The loose contingent of health professionals railing against the ICD-10 delay will likely consider this welcome news: There is a document circulating the Web right now – with a stamp at the top suggesting it will be published in the Federal Register on April 17, 2012 – in which HHS proposes that the new compliance date for ICD-10 be October 1, 2014.
“Provider groups have expressed strong concern about their ability to meet the October 1, 2013 compliance date and the serious claims payment issues that might then ensue,” HHS explains in the document. “Some providers’ concerns about being able to meet the ICD-10 compliance date are based, in part, on difficulties they have had meeting HHS’ compliance deadline for 5010 standards (Version 5010) for electronic health care transactions. We believe the change in the compliance date for ICD-10, as proposed in this rule, would give providers and other covered entities more time to prepare and fully test their systems to ensure a smooth and coordinated transition by all industry segments.”
Backing up its argument in favor of delaying ICD-10, HHS cites a CMS survey finding that one quarter of providers do not believe they will be ready by October 1, 2013, and a recent WEDI readiness survey in which nearly 50 percent of the 2,140 providers responding did not know when they would complete their impact assessment.

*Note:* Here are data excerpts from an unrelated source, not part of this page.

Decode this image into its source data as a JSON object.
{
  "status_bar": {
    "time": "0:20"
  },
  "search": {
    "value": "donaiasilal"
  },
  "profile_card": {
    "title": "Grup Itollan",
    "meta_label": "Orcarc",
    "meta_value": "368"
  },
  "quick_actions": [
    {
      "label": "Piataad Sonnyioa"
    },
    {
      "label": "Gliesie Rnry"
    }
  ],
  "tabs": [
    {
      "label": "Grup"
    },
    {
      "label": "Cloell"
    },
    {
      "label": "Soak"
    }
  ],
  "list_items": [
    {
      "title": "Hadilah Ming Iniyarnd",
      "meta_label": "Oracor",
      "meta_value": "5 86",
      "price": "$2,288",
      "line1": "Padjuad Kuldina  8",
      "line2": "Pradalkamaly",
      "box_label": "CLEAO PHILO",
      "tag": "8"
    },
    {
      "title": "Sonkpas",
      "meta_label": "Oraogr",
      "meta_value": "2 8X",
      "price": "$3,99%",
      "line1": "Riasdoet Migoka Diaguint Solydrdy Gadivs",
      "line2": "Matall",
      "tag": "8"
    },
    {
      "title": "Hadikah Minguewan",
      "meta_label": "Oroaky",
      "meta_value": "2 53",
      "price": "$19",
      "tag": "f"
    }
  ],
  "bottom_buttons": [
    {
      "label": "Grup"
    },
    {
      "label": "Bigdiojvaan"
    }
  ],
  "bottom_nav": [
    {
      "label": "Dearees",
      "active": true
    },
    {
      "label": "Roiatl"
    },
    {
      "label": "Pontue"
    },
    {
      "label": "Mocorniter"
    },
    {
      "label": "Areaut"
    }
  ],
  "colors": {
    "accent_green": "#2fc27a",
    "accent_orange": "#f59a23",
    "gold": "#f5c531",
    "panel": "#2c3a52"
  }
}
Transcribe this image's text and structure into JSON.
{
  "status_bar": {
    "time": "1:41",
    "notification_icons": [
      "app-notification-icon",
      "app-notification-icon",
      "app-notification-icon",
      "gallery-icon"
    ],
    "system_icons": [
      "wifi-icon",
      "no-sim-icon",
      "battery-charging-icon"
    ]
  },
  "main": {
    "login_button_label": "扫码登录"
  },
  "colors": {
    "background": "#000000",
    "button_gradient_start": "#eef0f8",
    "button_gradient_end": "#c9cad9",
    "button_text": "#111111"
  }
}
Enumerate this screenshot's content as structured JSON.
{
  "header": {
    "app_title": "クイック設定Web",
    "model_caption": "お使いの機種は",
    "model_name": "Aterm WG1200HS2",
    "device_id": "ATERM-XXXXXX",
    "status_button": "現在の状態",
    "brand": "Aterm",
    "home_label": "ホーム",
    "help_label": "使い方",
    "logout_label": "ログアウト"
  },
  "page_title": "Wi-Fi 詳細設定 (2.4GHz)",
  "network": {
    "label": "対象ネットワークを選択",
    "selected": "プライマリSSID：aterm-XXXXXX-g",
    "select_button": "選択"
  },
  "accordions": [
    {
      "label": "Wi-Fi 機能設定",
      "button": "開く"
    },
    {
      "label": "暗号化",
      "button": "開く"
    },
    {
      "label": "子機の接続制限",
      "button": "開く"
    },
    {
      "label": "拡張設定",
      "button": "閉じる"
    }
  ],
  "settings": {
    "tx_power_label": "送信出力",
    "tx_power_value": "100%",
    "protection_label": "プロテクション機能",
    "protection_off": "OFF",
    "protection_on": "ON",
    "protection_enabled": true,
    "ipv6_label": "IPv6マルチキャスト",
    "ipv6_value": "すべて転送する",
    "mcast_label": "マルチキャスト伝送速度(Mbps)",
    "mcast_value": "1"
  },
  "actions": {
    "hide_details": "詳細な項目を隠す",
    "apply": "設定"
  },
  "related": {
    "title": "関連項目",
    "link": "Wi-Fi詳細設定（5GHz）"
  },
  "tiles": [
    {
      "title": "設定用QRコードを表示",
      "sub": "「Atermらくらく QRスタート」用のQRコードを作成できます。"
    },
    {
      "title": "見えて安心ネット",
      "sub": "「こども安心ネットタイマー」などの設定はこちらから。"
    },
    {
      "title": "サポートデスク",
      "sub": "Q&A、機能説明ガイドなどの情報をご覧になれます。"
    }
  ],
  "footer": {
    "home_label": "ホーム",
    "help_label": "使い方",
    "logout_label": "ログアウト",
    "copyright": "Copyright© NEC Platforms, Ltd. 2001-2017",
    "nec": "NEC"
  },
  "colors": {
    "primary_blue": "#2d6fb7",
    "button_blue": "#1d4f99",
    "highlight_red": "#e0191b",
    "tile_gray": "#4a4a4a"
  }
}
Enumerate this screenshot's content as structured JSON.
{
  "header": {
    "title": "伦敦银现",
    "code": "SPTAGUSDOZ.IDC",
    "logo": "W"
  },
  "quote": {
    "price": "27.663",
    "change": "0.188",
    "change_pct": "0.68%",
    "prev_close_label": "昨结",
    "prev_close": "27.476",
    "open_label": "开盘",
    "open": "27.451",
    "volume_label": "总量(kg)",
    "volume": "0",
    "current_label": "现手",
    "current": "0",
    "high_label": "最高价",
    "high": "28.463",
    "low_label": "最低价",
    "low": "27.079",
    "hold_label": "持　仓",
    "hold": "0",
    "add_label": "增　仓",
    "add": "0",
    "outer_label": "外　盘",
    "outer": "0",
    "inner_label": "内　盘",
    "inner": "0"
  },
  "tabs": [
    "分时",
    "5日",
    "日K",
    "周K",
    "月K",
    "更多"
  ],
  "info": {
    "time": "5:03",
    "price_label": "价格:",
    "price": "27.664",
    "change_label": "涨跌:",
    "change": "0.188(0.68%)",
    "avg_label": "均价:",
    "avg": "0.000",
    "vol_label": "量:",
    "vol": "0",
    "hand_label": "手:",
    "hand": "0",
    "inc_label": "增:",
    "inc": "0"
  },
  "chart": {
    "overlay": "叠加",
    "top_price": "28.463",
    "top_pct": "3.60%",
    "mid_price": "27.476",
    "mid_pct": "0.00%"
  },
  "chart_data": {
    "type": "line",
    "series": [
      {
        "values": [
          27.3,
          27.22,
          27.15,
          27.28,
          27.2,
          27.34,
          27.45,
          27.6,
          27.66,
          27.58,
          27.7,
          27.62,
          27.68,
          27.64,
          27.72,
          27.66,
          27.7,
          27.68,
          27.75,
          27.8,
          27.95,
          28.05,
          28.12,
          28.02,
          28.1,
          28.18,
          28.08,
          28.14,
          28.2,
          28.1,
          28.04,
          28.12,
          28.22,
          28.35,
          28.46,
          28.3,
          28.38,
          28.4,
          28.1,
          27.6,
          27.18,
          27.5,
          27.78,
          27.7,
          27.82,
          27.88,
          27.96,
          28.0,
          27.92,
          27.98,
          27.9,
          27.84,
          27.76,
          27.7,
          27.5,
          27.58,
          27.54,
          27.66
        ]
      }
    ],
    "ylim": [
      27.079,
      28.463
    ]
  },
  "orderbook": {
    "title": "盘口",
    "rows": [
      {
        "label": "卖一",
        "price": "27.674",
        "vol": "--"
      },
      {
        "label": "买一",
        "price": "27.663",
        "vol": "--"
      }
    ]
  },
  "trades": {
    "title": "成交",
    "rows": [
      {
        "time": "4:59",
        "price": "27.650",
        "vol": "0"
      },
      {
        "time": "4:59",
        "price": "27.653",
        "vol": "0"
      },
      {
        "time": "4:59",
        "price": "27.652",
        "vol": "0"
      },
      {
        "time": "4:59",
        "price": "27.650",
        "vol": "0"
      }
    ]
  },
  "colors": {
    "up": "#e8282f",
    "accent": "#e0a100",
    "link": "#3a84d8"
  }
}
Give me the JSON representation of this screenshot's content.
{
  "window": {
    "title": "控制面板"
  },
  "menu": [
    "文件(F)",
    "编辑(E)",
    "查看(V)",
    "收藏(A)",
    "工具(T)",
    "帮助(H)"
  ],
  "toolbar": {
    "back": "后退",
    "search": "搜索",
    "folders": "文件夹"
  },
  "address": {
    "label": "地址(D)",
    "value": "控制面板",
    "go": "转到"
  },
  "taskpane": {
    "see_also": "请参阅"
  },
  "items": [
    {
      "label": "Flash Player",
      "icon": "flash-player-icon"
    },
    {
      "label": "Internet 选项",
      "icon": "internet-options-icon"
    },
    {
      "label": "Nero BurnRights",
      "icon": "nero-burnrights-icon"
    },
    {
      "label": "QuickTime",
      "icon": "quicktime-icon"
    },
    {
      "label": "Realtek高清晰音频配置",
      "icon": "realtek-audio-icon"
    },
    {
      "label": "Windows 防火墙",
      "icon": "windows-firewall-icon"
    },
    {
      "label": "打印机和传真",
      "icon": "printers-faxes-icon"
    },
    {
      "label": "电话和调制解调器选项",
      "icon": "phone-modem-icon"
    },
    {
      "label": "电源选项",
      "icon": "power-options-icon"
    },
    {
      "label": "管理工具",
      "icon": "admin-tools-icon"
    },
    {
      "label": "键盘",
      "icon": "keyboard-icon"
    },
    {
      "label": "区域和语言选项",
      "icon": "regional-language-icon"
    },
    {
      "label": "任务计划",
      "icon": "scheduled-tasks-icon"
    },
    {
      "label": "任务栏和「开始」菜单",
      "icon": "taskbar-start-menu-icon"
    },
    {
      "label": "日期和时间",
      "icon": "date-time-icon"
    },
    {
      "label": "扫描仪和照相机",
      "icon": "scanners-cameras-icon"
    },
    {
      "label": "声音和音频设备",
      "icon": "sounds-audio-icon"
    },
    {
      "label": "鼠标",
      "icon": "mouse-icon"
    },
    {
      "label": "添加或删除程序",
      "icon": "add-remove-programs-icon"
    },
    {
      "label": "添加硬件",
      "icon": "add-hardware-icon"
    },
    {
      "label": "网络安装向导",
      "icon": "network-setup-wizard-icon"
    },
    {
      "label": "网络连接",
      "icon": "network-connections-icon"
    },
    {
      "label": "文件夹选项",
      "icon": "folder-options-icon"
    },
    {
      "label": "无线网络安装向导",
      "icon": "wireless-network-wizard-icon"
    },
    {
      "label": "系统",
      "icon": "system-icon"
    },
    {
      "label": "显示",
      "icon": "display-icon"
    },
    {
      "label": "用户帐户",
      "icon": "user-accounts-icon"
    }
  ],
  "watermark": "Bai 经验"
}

HHS projects that ICD-10 will cost commercial and government health organizations between $650 million and $1.3 billion, costs the department anticipates health entities will make up.
“By allowing more time to prepare, covered entities may be able to avoid costly obstacles that would otherwise emerge while in production,” HHS officials wrote. “Savings would come from the avoidance of costs that would occur as a consequence of significant numbers of providers being unprepared for the transition to ICD-10.”
What’s more, during the Regulatory Impact Analysis (RIA) of this proposed rule, HHS determined a cost avoidance of between $3.6 billion and $8 billion – but acknowledged that “a 1-year delay of the ICD-10 compliance date would add 10 to 30 percent to the total cost that these entities have already spent or budgeted for the transition.”
“Medicare and State Medicaid Agencies have also reported estimates of costs of a change in the compliance date in recent informal polls,” according to HHS. “Accordingly, the calculations in the RIA in this proposed rule demonstrate that a 1-year delay in the compliance date of ICD-10 would cost the entire health care industry approximately $1 billion to $6.5 billion.”
So healthcare entities now have a compliance deadline to work toward, and a slightly clearer picture of how far behind so many organizations are – but the industry is not any closer to understanding just how much money ICD-10 will really cost.